De plus en plus souvent, dans les conflits, nos chercheurs ne peuvent pas s’approcher des lieux où se déroulent les exactions parce qu’ils ne sont pas en sécurité ou qu’on leur interdit d’entrer dans le pays. Grâce à notre laboratoire d’enquêtes numériques, nous sommes en mesure d’utiliser la technologie pour corroborer et renforcer nos recherches sur le terrain, ainsi que les témoignages oculaires qui nous ont été communiqués par téléphone, ou au moyen d’une application de messagerie. Ces chercheurs parcourent Internet à la recherche de preuves provenant de sources ouvertes, telles que les photos et les vidéos publiées par des internautes sur les réseaux sociaux. Ils effectuent également des analyses numériques pour confirmer la véracité de ce qu’ils trouvent, et ils triangulent les photos ou les vidéos qui montrent des abus avec des images satellites et des analyses géospatiales pour en confirmer l’exactitude.

Nous avons utilisé des images satellite au Myanmar en 2017 pour aider à révéler l’incendie qui a ravagé 700 bâtiments dans un village de l’ethnie Rohingya dans l’État de Rakhine. Les images montrent de grandes zones brûlées et une couverture arborée détruite qui correspondent à une destruction à grande échelle, et corroborent les récits des réfugiés qui ont décrit les meurtres et les incendies criminels perpétrés par les soldats et la police birmans, ainsi que par des groupes de l’ethnie Rakhine.

Notre division « Armes » est spécialisée dans l’analyse des armes de toutes provenances et dans le contrôle du respect des traités. Entre autres activités, elle mène des enquêtes sur le terrain, effectue des recherches dans des livres et collabore avec des sources techniques et des équipes de recherche pour identifier le type d’armes utilisées en analysant les restes, les cratères d’impact et d’autres informations que les munitions laissent derrière elles après avoir été utilisées. La division vérifie et documente également les cas où des armes controversées sont utilisées, notamment des armes incendiaires comme le phosphore blanc, qui provoque de graves brûlures thermiques sur les personnes touchées. Nous rendons compte des nouvelles utilisations d’armes à sous-munitions et de mines terrestres antipersonnel, interdites au niveau international en raison de leur caractère intrinsèquement indiscriminé à l’égard de la population civile.

Des femmes éthiopiennes faisaient la queue pour puiser de l'eau dans un réservoir situé près d’un complexe de bâtiments abandonnés, hébergeant des personnes déplacées, dans la banlieue de Dubti, ville située dans la région Afar dans le nord de l'Éthiopie, le 7 juin 2022. © 2022 Eduardo Soteras/AFP/Getty Images

Par ailleurs, la division plaide pour un renforcement du droit international afin de mieux protéger les civils contre les moyens ou méthodes de guerre problématiques dans les futurs conflits armés.
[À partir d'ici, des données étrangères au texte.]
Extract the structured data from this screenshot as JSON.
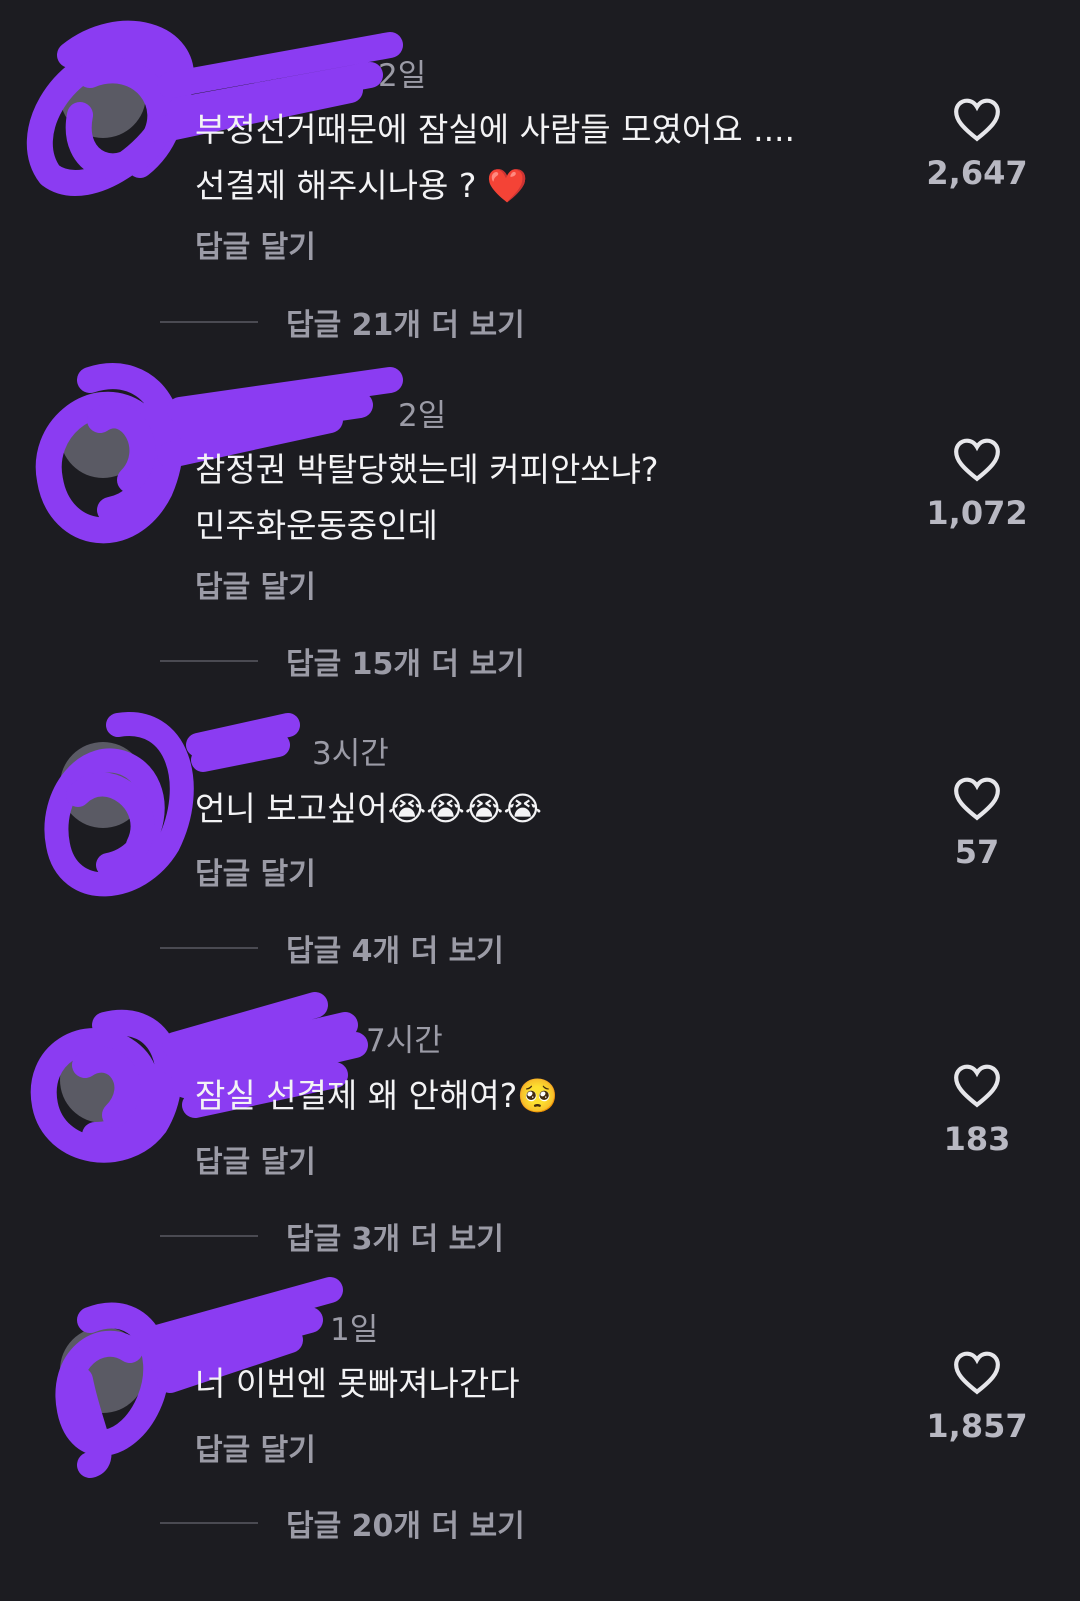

Enfin, nos représentants font campagne pour mettre un terme aux transferts d’armes vers des forces ou des groupes armés susceptibles de les utiliser en violation des lois de la guerre.

Quels types de recherches ont récemment été menées par Human Rights Watch ?

Nous avons documenté les attaques illégales menées par les forces israéliennes et les groupes armés palestiniens à Gaza et en Israël. Les forces israéliennes ont apparemment frappé illégalement des hôpitaux et des installations médicales à Gaza et mis des civils en danger en utilisant du phosphore blanc dans des zones peuplées. Elles ont également utilisé de manière massive des armes explosives dans des zones densément peuplées. Ces frappes ont provoqué des destructions et des pertes en vies humaines à grande échelle. Au Liban, les forces israéliennes ont tué un certain nombre de civils lors d’attaques illégales qui s’apparentent à des crimes de guerre. Nous avons aussi documenté le fait que des groupes armés palestiniens ont délibérément tué des civils, capturé des otages et tiré des roquettes de manière indiscriminée sur des zones civiles israéliennes, ce qui constitue des crimes de guerre.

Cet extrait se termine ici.